Since our Intelligence Community is a seventeen-agency behemoth with a lot of people churning out a lot of information — remember, they’re not stovepipes, they’re “cylinders of excellence” — sometimes the same information gets reported through different channels at very different levels of classification. This provides an ideal example of showing how sources and methods actually work.
Let’s say that Zendia’s top general officer, Abu Jackson, is deathly ill and may not have long to live. High-ranking people in Washington, DC, care about this because General Jackson is considered a friend of the United States and he has been cooperative regarding hush-hush joint counterterrorism operations in his country.
If his illness is revealed in local press, that will likely be picked up by our Embassy there and probably also by the CIA’s Open Source Center, which translates foreign media. Since this is open press, it’s considered UNCLASSIFIED (though the Embassy may put a Sensitive But Unclassified — SBU, or what the Pentagon calls For Official Use Only or FOUO — stamp on it as a formality). Of course, Zendian press is sensationalist and it’s good not to put much credence in such reports without independent corroboration.
However, if our defense attaché hears whispers that General Jackson is seriously ill through his or her channels, which really amounts to hall gossip inside the Zendian Ministry of Defense, that will be reported by the Defense Intelligence Agency at the CONFIDENTIAL level, SECRET at most.
Meanwhile, if a Central Intelligence Agency case officer learns from a cultivated and validated human source about General Jackson’s illness and possible impending death, that report will flow through Langley with a SECRET//NOFORN stamp on it (unless the Zendian asset is unusually well placed, in which case a TOPSECRET//NOFORN marking and even special compartments could apply).

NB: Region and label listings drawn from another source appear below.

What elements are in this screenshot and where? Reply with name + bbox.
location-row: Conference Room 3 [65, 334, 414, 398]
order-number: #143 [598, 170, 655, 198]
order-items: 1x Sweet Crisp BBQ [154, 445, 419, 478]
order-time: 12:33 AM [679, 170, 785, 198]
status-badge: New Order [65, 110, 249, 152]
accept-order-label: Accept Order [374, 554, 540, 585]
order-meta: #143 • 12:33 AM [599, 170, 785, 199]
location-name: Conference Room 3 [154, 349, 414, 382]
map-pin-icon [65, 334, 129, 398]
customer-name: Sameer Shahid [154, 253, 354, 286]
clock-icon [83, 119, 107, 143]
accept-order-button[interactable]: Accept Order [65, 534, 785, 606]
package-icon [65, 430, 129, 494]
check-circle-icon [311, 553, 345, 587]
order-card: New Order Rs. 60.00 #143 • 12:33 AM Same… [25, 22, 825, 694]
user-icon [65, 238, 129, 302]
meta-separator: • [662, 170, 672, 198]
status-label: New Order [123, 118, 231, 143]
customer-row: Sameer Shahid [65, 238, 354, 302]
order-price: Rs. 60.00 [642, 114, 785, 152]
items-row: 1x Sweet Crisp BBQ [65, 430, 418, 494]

Let’s say, that same day, the National Security Agency intercepts a phone call between a top Zendian officer, a senior staffer to General Jackson, who tells a counterpart in Dirtbagistan, on what both believe to be a secure line, that his boss is dying of cancer and has three or four months to live. That will be reported by NSA at the TOPSECRET//SCI level since it relies on that Agency’s ability to decipher encrypted Dirtbagistani defense communications, and it will be given a high level of credibility by U.S. decision-makers since it’s “horse’s mouth” testimony.
The salient point is that the essential information — that General Jackson is a seriously unwell man — is identical. How this information was obtained by our intelligence services, the relevant sources and methods, alone determine classification levels.
The fact of General Jackson’s grave illness came from several different sources:
— Foreign press reporting, termed Open Source Intelligence or OSINT;
— Low-level Human Intelligence or HUMINT from DIA;
— High-level HUMINT from CIA;
— High-grade Signals Intelligence or SIGINT from NSA.
This complexity also goes some way to explaining why the Intelligence Community is prone to overclassifying things, for instance labeling press reports that appear in U.S. Government correspondence — as has happened with #EmailGate — as classified. This sounds crazy to outsiders but is commonplace since these are comments by senior officials who are reading classified intelligence in addition to press accounts (insiders term these “reflections”).
The next time a member of the media or a Hillary advocate, few of whom possess any real understanding of intelligence matters, presents these issues brought forth by #EmailGate as simple or straightforward — or, alternately, so complicated that no mere mortal could be expected to understand classification — remember that in fact they are complex yet comprehensible. As I have explained here.